One caveat to our meta-analysis is the significant heterogeneity observed between studies, although its impact on summary risk estimates is difficult to assess. Given the differences in location, design and control selection of the various studies, some degree of heterogeneity may be expected. Some of it is also likely to reflect differences in statistical methodology between studies, particularly in the adjustment for smoking habits. The presence or absence of adjustment for the smoking habits of study participants or their relatives did not appear to impact significantly on the results of our meta-analysis, although when adjustment was performed there was a trend towards reporting lower RR. A further issue inherent in many case–control studies is that of recall bias. The diagnosis of lung cancer in an individual may bring to light knowledge or awareness of lung cancer in relatives. Bias from this source can be eliminated by collecting the family history data before diagnosis (prospective/cohort study design). Alternatively, verification of cancer or cause of death among relatives from medical records or death certificates will eliminate recall bias. Where possible, we examined the impact of such verified data and noted that such studies reported higher rather than lower RRs; support that recall bias is unlikely to represent a significant confounder.

The only characteristic found to significantly impact on the heterogeneity observed between studies was the date of study publication. Studies published before 1993 reported higher RRs of lung cancer associated with positive family history, indicating time lag bias and possibly publication bias. However, formal testing showed no evidence of publication bias between case–control or cohort studies. Further statistical analysis of studies published before and after 1993 showed adjustment for family size to be a significant confounder. Individuals with large families are more likely to have an affected relative than those with small families; where average family size differs between cases and controls, failure to adjust for this might inflate the reported RR, as observed in the earlier studies. Univariate regression analysis of all the studies for the presence or absence of adjustment for family size did not, however, appear to account for the heterogeneity observed between studies, making it unlikely to significantly impact on the combined RR.

Type of control, type of relative studied and gender of participants were examined for their effect on the summary statistics with no significant associations detected.
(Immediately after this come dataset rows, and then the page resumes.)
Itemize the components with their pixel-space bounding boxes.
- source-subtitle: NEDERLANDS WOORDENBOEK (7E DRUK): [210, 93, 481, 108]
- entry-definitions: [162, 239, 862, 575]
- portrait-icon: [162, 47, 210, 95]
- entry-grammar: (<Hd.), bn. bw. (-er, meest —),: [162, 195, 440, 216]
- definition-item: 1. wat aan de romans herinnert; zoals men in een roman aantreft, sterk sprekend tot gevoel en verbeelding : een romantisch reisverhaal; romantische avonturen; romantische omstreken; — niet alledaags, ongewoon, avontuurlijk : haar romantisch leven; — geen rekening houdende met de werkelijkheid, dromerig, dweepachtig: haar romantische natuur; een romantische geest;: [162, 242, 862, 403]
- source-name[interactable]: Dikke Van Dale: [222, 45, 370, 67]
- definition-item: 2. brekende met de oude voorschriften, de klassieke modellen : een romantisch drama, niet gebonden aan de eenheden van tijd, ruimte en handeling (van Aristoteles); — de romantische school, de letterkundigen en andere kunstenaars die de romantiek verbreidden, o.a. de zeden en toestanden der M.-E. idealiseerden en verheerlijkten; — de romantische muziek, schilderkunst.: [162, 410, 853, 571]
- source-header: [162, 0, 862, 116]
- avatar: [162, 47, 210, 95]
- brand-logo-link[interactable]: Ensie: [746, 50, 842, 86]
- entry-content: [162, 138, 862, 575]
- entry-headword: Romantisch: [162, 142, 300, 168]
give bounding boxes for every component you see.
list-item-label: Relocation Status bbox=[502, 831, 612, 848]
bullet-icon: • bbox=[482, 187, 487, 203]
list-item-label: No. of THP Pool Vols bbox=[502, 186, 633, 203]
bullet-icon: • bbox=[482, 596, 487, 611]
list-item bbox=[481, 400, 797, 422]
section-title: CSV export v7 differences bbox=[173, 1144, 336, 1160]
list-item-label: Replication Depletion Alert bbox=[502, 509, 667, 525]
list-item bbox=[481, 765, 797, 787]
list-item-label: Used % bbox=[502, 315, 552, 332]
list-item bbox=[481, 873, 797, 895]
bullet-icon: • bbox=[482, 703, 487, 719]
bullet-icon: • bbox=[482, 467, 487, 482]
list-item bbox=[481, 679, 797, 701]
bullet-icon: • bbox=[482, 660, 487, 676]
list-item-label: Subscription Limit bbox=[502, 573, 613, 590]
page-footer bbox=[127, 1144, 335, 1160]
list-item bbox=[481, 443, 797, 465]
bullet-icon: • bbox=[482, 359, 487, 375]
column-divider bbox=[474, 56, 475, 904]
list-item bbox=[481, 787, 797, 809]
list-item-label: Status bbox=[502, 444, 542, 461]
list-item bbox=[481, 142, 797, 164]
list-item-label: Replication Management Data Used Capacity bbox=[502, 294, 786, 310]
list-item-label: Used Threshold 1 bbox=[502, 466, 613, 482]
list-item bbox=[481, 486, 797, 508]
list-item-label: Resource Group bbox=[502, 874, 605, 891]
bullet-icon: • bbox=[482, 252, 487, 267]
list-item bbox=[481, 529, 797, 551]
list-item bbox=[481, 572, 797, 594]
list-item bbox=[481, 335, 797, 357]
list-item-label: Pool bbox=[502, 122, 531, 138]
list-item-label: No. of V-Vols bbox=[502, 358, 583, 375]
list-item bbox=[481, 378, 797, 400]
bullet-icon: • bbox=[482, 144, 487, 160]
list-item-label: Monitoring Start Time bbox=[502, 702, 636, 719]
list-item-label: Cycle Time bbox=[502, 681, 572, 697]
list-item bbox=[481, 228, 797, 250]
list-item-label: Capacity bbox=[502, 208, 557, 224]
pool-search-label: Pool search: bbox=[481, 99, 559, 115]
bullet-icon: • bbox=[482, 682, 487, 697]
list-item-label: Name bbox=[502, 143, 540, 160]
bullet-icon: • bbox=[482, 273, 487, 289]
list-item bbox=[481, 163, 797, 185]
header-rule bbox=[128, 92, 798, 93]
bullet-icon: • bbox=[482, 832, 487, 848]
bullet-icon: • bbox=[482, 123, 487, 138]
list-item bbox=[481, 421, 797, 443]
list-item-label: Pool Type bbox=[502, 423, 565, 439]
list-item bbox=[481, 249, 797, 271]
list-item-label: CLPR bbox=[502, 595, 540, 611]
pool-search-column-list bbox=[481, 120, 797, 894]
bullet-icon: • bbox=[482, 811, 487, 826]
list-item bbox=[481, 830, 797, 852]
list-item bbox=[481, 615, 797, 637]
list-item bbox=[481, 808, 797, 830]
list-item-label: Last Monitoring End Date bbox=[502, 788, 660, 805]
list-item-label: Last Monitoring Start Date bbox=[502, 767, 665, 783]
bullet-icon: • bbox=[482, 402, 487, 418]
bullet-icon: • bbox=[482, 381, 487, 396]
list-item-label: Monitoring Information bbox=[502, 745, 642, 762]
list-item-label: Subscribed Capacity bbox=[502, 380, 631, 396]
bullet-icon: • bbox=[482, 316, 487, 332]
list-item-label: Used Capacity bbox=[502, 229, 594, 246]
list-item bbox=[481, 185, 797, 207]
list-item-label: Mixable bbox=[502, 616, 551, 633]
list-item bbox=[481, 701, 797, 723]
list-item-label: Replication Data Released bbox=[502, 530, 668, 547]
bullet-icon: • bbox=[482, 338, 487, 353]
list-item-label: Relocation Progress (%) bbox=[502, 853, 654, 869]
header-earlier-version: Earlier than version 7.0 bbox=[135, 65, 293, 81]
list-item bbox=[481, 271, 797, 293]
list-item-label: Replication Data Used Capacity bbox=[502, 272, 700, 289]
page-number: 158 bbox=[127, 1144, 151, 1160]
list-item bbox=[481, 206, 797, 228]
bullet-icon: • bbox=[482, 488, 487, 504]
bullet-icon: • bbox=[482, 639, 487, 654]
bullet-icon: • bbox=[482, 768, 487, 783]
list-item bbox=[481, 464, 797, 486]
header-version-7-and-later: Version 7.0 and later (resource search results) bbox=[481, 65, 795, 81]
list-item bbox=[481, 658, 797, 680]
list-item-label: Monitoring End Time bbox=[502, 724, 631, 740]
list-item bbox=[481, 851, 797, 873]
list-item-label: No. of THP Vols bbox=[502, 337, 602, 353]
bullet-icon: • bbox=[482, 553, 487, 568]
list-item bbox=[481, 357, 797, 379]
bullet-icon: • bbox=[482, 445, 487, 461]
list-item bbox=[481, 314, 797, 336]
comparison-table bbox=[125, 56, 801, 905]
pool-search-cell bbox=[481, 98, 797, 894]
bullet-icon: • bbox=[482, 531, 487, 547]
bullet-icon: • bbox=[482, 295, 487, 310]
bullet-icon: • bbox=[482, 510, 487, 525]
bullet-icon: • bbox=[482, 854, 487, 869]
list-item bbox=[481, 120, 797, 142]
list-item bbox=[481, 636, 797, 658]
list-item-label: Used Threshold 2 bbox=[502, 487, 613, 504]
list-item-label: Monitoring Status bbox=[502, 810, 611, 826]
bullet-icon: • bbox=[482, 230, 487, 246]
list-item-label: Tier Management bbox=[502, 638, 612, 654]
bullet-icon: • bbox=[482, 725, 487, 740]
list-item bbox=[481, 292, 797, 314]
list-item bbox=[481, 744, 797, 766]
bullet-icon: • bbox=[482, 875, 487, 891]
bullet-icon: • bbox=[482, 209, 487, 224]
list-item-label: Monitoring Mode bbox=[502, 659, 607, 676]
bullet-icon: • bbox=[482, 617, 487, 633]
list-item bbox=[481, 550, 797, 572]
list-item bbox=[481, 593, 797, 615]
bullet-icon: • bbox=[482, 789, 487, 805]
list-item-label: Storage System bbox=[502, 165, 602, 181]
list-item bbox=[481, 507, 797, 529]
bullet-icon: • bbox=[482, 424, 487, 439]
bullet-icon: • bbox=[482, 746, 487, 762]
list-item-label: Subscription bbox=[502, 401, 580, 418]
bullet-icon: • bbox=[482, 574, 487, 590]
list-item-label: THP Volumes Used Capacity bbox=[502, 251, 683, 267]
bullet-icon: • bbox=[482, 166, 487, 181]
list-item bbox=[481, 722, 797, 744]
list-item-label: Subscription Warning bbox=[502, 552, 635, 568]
Although there were indications that some of these may have contributed to heterogeneity, each study possessed different combinations of both desirable and undesirable methodological features, such that no single factor, other than publication year, consistently increased or decreased RRs. Sample size limitations prevented detailed multivariate analysis, so that other important sources of heterogeneity may have become apparent if appropriate adjustment for confounding had been possible.

In summary, this systematic review finds a significant increase of lung cancer risk associated with having an affected relative, the risk being further increased with earlier age of onset of the disease and with multiple affected family members. This suggests that lung cancer risk may be in part genetically determined. However, familial studies of lung cancer are problematic as they display high heterogeneity and it is usually impossible to make a suitable adjustment for smoking, the major risk factor. Furthermore, the twin studies and the elevated lung cancer risk associated with an affected spouse do not favour a genetic susceptibility. Such limitations formally preclude the drawing of strong inferences about any genetic influences on lung cancer outside the context of rare Mendelian disorders. Ultimately, verification of a genetic predisposition must come from the identification of causal mutations. Recently, following a genomewide linkage scan, a candidate locus for lung cancer predisposition has been reported (Bailey-Wilson et al, 2004). If confirmed, this would provide the most convincing evidence to date of a genetic susceptibility outside rare Mendelian disorders.